How lengthy after a automotive accident do you need to sue?
Ultimately, your lawyer can give you a better picture of how long your case will take. Cases with complex facts and multiple witnesses often take longer because the defense has to contest more points.
If you’ve been in a car accident there are plenty of things to do. It can be overwhelming to get medical attention, go back to work and have your car repaired or replaced – all while doing normal, daily chores. Many people put the legal issues aside in their case, but it’s absolutely important to bring them up sooner or later as each state has a limit on how long you can sue for a car accident.
This period, which is regulated by the state’s “limitation period”, varies from state to state. Most states set your time limit at two to three years from the date of the accident, but some states have short one-year limitation periods or longer four-year limitation periods.
Another important point is whether you can even sue about your accident. In many states, your legal capacity is limited and you can only make one insurance claim for certain types of automobile accidents. It is important to know the laws of your state and to discuss your case with a lawyer in your state to make sure you meet all deadlines and protect your right to sue – if that right is available.
What is the statute of limitations for auto accidents in my state?
As mentioned earlier, most states set the statute of limitations for auto accident claims at two to three years. For example, the statute of limitations for auto accident lawsuits in Pennsylvania is two years, so drivers need to take their case to court relatively quickly. The internet is an excellent resource for determining the statute of limitations in your state. Many law firms have articles on their websites about how long the statute of limitations is, and most states post their laws online. When you look at your state’s code to find out how long the statute of limitations applies to automobile accidents, it is usually listed in a section devoted to “Court Rules” or “Civil Procedure Rules”.
Even if you have a long statute of limitations in your case, you should work with an attorney quickly and talk to them about filing your case as early as possible. Although the state may give you several years to file your case, important things still need to be done right away, such as: B. Evidence gathering, medical treatment and damage assessment. If you wait too long, evidence can be discarded, witnesses can forget what happened, damage can be repaired without photos, and injuries can get better without proper medical documentation. This limits what evidence is available to you when you take your case to court.
Graphic depicting lawyer holding smartphone, various legal symbols in the air in front of the lawyer. Graphic by Mohamed Hassan via Pixabay.com.
Find out if your state allows lawsuits for car accidents
It might seem strange to ask a question, but many states have to wonder if you can even file a car accident. If you can’t take your case to court, you may have even faster filing deadlines to claim damages from the insurance companies.
Many states are working on a “culpable” auto insurance system. In these states, car accident victims file claims against the driver who caused the accident. These claims can usually be either an insurance claim or a lawsuit. While the time it takes to settle an insurance claim for a car accident can in many cases be less than the time it takes to go to court, there may be additional damage that you can get at the court hearing, making this option for yours Case is possibly better.

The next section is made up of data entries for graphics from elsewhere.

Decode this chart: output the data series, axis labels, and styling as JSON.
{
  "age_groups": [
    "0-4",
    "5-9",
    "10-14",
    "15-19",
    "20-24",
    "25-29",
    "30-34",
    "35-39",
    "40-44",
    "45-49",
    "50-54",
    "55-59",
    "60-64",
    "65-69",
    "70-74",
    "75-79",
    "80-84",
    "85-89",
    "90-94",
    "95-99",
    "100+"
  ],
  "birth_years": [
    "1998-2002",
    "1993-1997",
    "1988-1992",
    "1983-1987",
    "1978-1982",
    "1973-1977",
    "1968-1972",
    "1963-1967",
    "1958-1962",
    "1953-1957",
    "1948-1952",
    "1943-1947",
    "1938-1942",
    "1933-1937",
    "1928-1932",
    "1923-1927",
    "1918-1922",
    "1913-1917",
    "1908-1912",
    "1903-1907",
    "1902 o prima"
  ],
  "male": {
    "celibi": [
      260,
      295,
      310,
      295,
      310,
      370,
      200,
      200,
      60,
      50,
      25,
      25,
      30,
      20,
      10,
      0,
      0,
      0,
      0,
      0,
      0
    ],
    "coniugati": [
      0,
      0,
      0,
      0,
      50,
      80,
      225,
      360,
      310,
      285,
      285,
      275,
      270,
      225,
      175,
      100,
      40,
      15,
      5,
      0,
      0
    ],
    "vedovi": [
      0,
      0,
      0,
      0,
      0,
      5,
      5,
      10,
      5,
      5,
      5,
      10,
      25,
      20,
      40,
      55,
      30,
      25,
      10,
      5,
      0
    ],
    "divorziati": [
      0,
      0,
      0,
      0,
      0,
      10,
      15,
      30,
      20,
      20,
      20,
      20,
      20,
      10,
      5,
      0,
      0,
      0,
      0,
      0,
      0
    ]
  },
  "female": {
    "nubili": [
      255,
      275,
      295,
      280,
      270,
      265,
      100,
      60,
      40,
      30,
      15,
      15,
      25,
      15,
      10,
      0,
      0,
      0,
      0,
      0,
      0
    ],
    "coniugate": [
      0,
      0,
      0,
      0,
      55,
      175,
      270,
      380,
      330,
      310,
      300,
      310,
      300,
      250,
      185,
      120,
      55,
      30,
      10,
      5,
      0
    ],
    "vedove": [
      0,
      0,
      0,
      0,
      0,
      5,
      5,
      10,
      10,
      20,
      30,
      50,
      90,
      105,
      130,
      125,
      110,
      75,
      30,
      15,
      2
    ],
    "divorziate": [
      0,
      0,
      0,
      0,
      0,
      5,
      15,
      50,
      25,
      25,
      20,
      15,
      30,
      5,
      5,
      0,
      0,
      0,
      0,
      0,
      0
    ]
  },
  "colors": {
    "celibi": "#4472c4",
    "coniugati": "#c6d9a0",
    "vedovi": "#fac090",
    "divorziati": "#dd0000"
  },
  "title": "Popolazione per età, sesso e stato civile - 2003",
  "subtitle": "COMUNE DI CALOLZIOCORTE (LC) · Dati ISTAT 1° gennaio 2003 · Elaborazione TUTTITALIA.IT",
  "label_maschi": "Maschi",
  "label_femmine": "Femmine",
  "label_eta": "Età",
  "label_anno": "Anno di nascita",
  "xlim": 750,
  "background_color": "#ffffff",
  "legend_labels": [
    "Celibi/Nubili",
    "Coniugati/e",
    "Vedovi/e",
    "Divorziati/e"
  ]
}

Other states apply the insurance rules through no fault of their own. In these states, each driver has their own insurance that covers their own injuries in the event of an accident, regardless of who caused the accident. These states usually have rules blocking lawsuits, forcing drivers to rely on their insurance instead of burdening the judicial system with lawsuits for minor car accidents. Usually, however, there are limits to these rules, which are set either as “monetary thresholds” or as “verbal thresholds”.
Cash thresholds allow you to sue if your injuries reach a certain amount of money in damages. These limits are sometimes referred to as “Personal Injury Protection” or PIP limits. This helps victims of expensive cases to sue even in error-free conditions. A “verbal threshold” uses a definition of injury such as “permanent” or “severe” that gives a victim the right to sue instead of being forced to take out insurance.
Some states, like Pennsylvania, use a system with no flaws. In this system, drivers can choose between flawless coverage (which is usually cheaper due to its limitations) or flawless coverage that protects their right to sue. In Pennsylvania, these are known as the Limited Tort or Full Tort guidelines. Other states use ancillary coverage that allows you to add first party errors or PIP to your error policy.
Talk to an attorney about the specific rules of your insurance policy in your state to see if your right to sue is protected.
How long does a car accident last?
Remember that the statute of limitations in your case is just the deadline for filing your infringement case. This means that you have as much time as the law allows to get your foot in the door and file your lawsuit against the culpable driver. However, the resolution of the case usually takes longer than after the filing date. Lawsuits could last weeks or months depending on a number of factors, B. How crowded the court’s schedule is and how long the filing and response deadlines are for each motion filed in your case.
Ultimately, your lawyer can give you a better picture of how long your case will take. Cases with complex facts and multiple witnesses often take longer because the defense has to contest more points. Most legal proceedings, however, only last a few days – if the case is not resolved before the legal process.